The real author and the date of this long text, including the only extant copy is kept in the Library Wolfenbutte in Germany , we are (as is often the case for Carolingian manuscripts) unfortunately unknown.
However, for this impressive result of 120 articles (the famous capitulation) Charlemagne heard, eight centuries before Sully , completely reforming the agriculture and the administration of his estates, vast as they stretched from Germany to Spain. Areas, which, it must be said, some, including the West, Francie , were known and recognized for being badly managed and maintained. It is obvious that this Ordinance , a real sum, highly technical, some forty pages, has certainly been written verbatim by Charlemagne, although it intended it, the political, economic and culture. However, some authors suggest it might participate in certain items such as: Hunting with hounds, the hunt, falconry.

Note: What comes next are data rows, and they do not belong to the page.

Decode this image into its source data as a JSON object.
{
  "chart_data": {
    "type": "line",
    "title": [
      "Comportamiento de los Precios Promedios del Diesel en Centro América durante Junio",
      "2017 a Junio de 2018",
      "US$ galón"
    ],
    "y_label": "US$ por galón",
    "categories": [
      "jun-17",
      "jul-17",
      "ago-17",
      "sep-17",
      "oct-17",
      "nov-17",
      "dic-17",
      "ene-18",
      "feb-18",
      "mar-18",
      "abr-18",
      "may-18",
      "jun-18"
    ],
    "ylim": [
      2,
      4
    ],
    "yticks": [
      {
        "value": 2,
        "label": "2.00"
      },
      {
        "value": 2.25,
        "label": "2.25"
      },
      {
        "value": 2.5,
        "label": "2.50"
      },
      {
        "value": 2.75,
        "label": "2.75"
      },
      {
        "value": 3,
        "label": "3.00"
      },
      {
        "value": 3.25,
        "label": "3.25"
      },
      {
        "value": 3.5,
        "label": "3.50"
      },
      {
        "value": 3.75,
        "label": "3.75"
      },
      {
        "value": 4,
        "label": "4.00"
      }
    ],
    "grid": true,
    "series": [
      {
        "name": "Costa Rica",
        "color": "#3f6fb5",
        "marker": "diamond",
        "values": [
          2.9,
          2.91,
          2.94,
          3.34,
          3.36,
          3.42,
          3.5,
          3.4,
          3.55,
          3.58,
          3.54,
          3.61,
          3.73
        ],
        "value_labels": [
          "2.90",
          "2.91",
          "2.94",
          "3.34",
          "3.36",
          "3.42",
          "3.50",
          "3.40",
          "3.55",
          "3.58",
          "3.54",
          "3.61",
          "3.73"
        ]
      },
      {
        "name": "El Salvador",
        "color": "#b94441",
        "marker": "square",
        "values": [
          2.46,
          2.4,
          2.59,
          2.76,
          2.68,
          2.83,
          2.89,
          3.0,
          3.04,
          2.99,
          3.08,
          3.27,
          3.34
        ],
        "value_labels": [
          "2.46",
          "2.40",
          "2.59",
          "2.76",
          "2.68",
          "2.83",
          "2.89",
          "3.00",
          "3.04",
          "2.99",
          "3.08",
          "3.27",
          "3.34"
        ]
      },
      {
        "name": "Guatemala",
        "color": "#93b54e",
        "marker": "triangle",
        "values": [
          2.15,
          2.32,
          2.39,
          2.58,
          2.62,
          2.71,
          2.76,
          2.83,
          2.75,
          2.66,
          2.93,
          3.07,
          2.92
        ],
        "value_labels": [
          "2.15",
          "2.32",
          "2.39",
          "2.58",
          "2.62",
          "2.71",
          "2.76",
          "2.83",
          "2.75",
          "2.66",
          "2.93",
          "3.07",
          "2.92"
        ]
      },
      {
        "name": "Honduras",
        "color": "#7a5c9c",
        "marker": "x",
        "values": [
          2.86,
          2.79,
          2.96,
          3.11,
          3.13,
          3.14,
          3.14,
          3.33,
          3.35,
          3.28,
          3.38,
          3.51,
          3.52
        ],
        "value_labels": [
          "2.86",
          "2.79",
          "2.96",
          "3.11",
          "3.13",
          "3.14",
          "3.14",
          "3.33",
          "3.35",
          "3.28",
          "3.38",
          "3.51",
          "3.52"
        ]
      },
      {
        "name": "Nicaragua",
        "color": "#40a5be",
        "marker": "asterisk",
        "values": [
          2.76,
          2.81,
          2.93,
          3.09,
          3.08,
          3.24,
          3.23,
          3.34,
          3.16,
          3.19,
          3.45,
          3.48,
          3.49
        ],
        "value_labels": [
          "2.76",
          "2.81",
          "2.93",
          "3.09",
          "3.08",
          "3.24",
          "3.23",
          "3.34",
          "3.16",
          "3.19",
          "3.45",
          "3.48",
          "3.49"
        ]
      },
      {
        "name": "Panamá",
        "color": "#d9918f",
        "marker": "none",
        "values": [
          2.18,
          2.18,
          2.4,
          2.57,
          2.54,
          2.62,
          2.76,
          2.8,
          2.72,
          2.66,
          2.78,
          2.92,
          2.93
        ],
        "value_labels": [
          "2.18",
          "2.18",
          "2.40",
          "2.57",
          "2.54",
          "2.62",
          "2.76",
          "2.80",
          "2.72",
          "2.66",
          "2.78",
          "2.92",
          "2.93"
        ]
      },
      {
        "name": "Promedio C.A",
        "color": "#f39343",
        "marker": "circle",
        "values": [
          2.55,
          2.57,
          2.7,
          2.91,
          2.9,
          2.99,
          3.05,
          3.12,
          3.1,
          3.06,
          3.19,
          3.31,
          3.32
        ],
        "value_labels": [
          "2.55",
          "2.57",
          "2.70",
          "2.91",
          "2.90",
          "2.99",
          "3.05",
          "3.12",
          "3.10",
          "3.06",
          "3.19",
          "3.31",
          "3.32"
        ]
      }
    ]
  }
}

This text, which looks and painstakingly described many things and activities: Crafts , and Fabrics and Clothing, the hunt , the Butcher , the medicine and especially Botany and Agriculture pillars of power , but also to authority vested in the Queen, Education and the establishment of schools, etc.., could not, obviously, be written by one man, but rather by a full team, team which must necessarily be led by one (or more) head (s) very capable (s). It is a collective work: one of the first of its kind.
In an attempt to attribute authorship to this famous chapter, Charlemagne - who spent most of his time hunting, waging war and health care (he suffered from rheumatism disabling) - is, by majority, dismissed most of the 120 articles (though we it has been in itself dictate a few), there are only scholars, scientists of the time, first and foremost come the monks.
In contrast, other areas in order: the authority vested in the Queen, the prostitution , the hunt , the hunting with hounds , the Falconry , an appeal has been asked to necessarily noble (more or less) familiar these exercises. Some authors speak here of Charlemagne himself.
Education
Alcuin is those to whom we owe the recovery of a true teaching of liberal arts. The structure of the seven liberal arts ( trivium and quadrivium ) was derived from Martianus Capella , the sixth century , Cassiodorus had developed the trivium, and Boethius the quadrivium. It was the Venerable Bede who transmitted to the west of the high Middle Ages the liberal arts , with the computation.
Alcuin encouraged the proliferation of copy shops ( scriptoria ) that allowed the dissemination of sacred texts as well as secular works of the ancient Roman.
Sources for this chapter
- Abbey of Saint-Benoit-sur-Loire: The Chapter of Villis
- Hunting Cernex (Association): Bibliography
Works of Alcuin
- Patrologia Latina, 1863.
- De grammatica
- From orthographia, 1997.
- De Dialectica
- De animae ratione
- De Trinitate
- Dialogue on rhetoric and the virtues
- "De Ville". (?).
Studies Alcuin
- John Hollin (ed.), The first teachers, ISF, 2002 150-174 (by Pierre Riche).
- Pierre Riche, Schools and Education in the High Middle Ages (1979), Picard, 1999.
See also
Related articles
External Links
- [4] Alcuin and musicology
- (The) works of Alcuin (The latin library)
- (En) Bible from the seventh to twelfth century
- (En) Policy considerations and practice of power in the work of Alcuin by Christiane Veyrard-Cosme.